Concern was expressed by a Member of the Committee regarding the phrasing of the risk related to customer service, which stated that "the quality of services do not meet customer expectations”, with a recommendation made to amend the wording to "realistic customer expectations", to acknowledge that some expectations might be unattainable and beyond the Council’s control. Consideration of the suggested revision was agreed by the Chief Executive.

A question was raised from a Member of the Committee regarding the impact of extreme weather. Assurances were provided by the Chief Executive that flood preparedness remained a priority, with Member and Officer flood and drainage groups continuing to operate. Although Lincolnshire County Council’s Flood and Water Committee had been disbanded, it was stated that the Council remained in contact with the relevant Officers, ensuring that existing flood management activities continued. It was reaffirmed that the focus was on avoiding unpreparedness for extreme weather rather than structural governance changes. The Chairman reiterated the importance of proactivity in this area, noting that it was potentially an area of discussion for one of the Council’s policy Committees.

Clarification was sought regarding the removal of the Council's car parking officer, following the decision not to renew the position as of 31 March 2025. A response was provided from the S151 Officer confirming that discussions were ongoing to determine an appropriate level of resources for the service. No disruption to public services was anticipated, and a full process review had been commissioned, with an updated car park strategy scheduled for later in the year.

The Committee discussed the importance of partnership working, with a question raised by a Committee Member as to how the Council could identify deficiencies in existing partnerships, given that Auditors did not necessarily review these arrangements. In response, the Chief Executive emphasised the importance of defining partnerships, highlighting the varying structures and audit processes applicable to different types. It was explained that collective decisions made at the county level were noted as being implemented individually by respective authorities, with audits assessing their integration into local services rather than the partnership itself. Examples of other partnerships were provided, including wellbeing services contracts, which were subject to audits and monitoring.

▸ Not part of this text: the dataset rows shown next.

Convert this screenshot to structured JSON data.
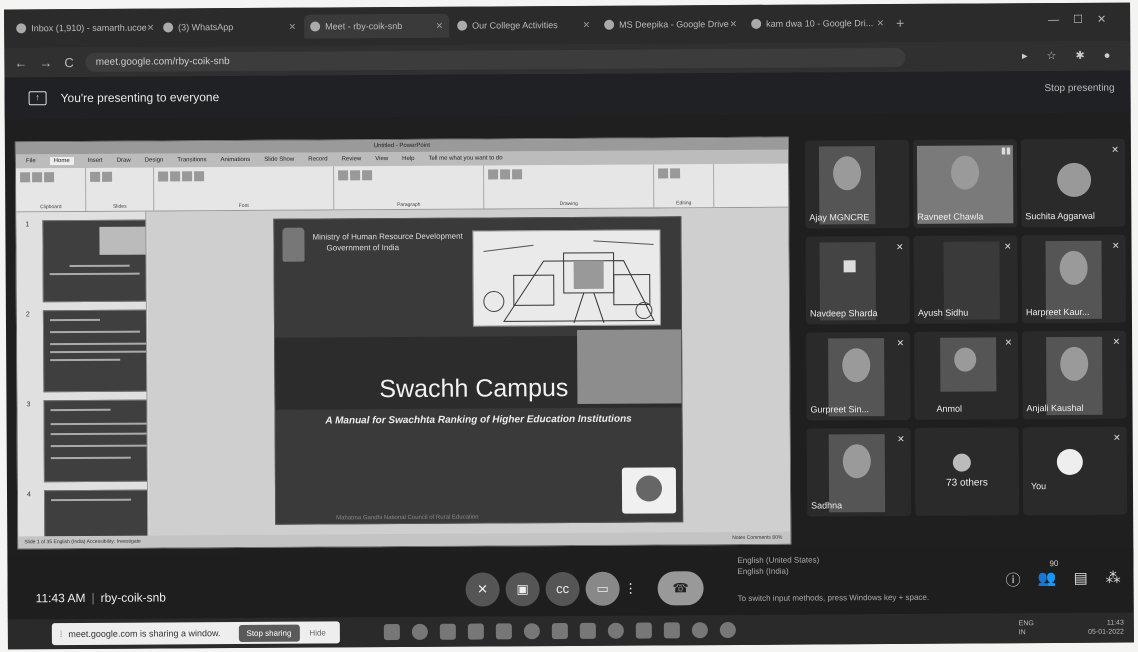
{
  "browser": {
    "tabs": [
      {
        "label": "Inbox (1,910) - samarth.ucoe",
        "active": false
      },
      {
        "label": "(3) WhatsApp",
        "active": false
      },
      {
        "label": "Meet - rby-coik-snb",
        "active": true
      },
      {
        "label": "Our College Activities",
        "active": false
      },
      {
        "label": "MS Deepika - Google Drive",
        "active": false
      },
      {
        "label": "kam dwa 10 - Google Dri...",
        "active": false
      }
    ],
    "url": "meet.google.com/rby-coik-snb"
  },
  "banner": {
    "text": "You're presenting to everyone",
    "stop_label": "Stop presenting"
  },
  "ppt": {
    "title": "Untitled - PowerPoint",
    "menu": [
      "File",
      "Home",
      "Insert",
      "Draw",
      "Design",
      "Transitions",
      "Animations",
      "Slide Show",
      "Record",
      "Review",
      "View",
      "Help",
      "Tell me what you want to do"
    ],
    "groups": [
      "Clipboard",
      "Slides",
      "Font",
      "Paragraph",
      "Drawing",
      "Editing"
    ],
    "thumb_numbers": [
      "1",
      "2",
      "3",
      "4"
    ],
    "status_left": "Slide 1 of 35   English (India)   Accessibility: Investigate",
    "status_right": "Notes   Comments        80%"
  },
  "slide": {
    "ministry": "Ministry of Human Resource Development",
    "government": "Government of India",
    "title": "Swachh Campus",
    "subtitle": "A Manual for Swachhta Ranking of Higher Education Institutions",
    "footer": "Mahatma Gandhi National Council of Rural Education"
  },
  "participants": [
    {
      "name": "Ajay MGNCRE",
      "type": "video"
    },
    {
      "name": "Ravneet Chawla",
      "type": "video"
    },
    {
      "name": "Suchita Aggarwal",
      "type": "avatar"
    },
    {
      "name": "Navdeep Sharda",
      "type": "video"
    },
    {
      "name": "Ayush Sidhu",
      "type": "video"
    },
    {
      "name": "Harpreet Kaur...",
      "type": "video"
    },
    {
      "name": "Gurpreet Sin...",
      "type": "video"
    },
    {
      "name": "Anmol",
      "type": "video"
    },
    {
      "name": "Anjali Kaushal",
      "type": "video"
    },
    {
      "name": "Sadhna",
      "type": "video"
    },
    {
      "name": "73 others",
      "type": "others"
    },
    {
      "name": "You",
      "type": "avatar"
    }
  ],
  "controls": {
    "time": "11:43 AM",
    "separator": "|",
    "meeting_code": "rby-coik-snb",
    "participant_count": "90"
  },
  "ime": {
    "line1": "English (United States)",
    "line2": "English (India)",
    "tip": "To switch input methods, press Windows key + space."
  },
  "taskbar": {
    "share_notice": "meet.google.com is sharing a window.",
    "stop_sharing": "Stop sharing",
    "hide": "Hide",
    "lang": "ENG",
    "lang2": "IN",
    "time": "11:43",
    "date": "05-01-2022"
  }
}
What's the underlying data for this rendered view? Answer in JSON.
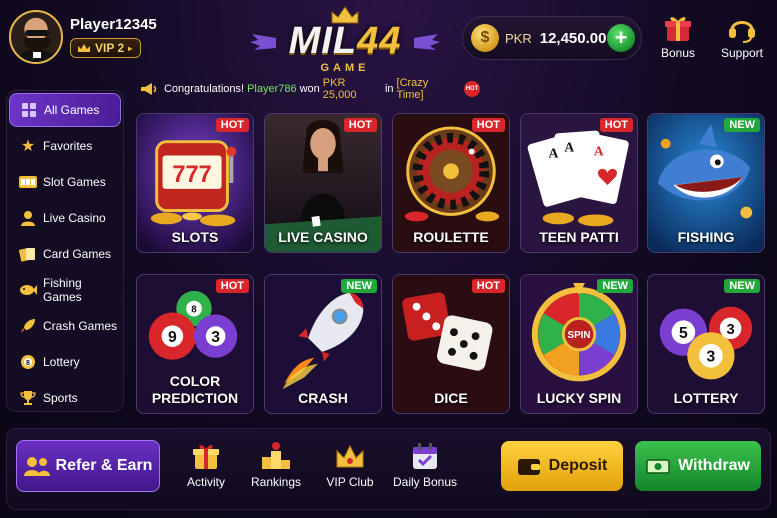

A Member of the Committee raised concerns regarding the audit assurance provided for partnerships involving procurement and legal services. In response, the Chief Executive explained that the External Audit process covered value-for-money assessments for legal and procurement activities. It was stated that previous audits of procurement had identified concerns that continue to be addressed. It was clarified that the financial arrangements of such partnerships were subject to routine audits, ensuring oversight of expenditure and compliance with organisational controls.

The Chief Executive highlighted formal partnerships with other authorities, such as the Central Lincolnshire Joint Strategic Planning Committee. It was noted that one of the partnered authorities, North Kesteven District Council, currently responsible for chairing the Committee, would be subject to a similar regime of internal and external audits, although a local audit may be requested. The Chairman noted that reliance on reports from other authorities did not necessarily provide full visibility, and mechanisms for reviewing external partnerships should be strengthened. The Chairman concluded that further consideration should be given to the matter at a future meeting, and the importance of addressing such questions as part of the Committee's responsibilities was reaffirmed.

The Chairman proceeded to review the reports presented and the accompanying recommendations.

Having been proposed and seconded, the Chairman took the vote, and it was unanimously

 

RESOLVED that the Audit Follow up report Visit 2 and the Annual progress report be endorsed.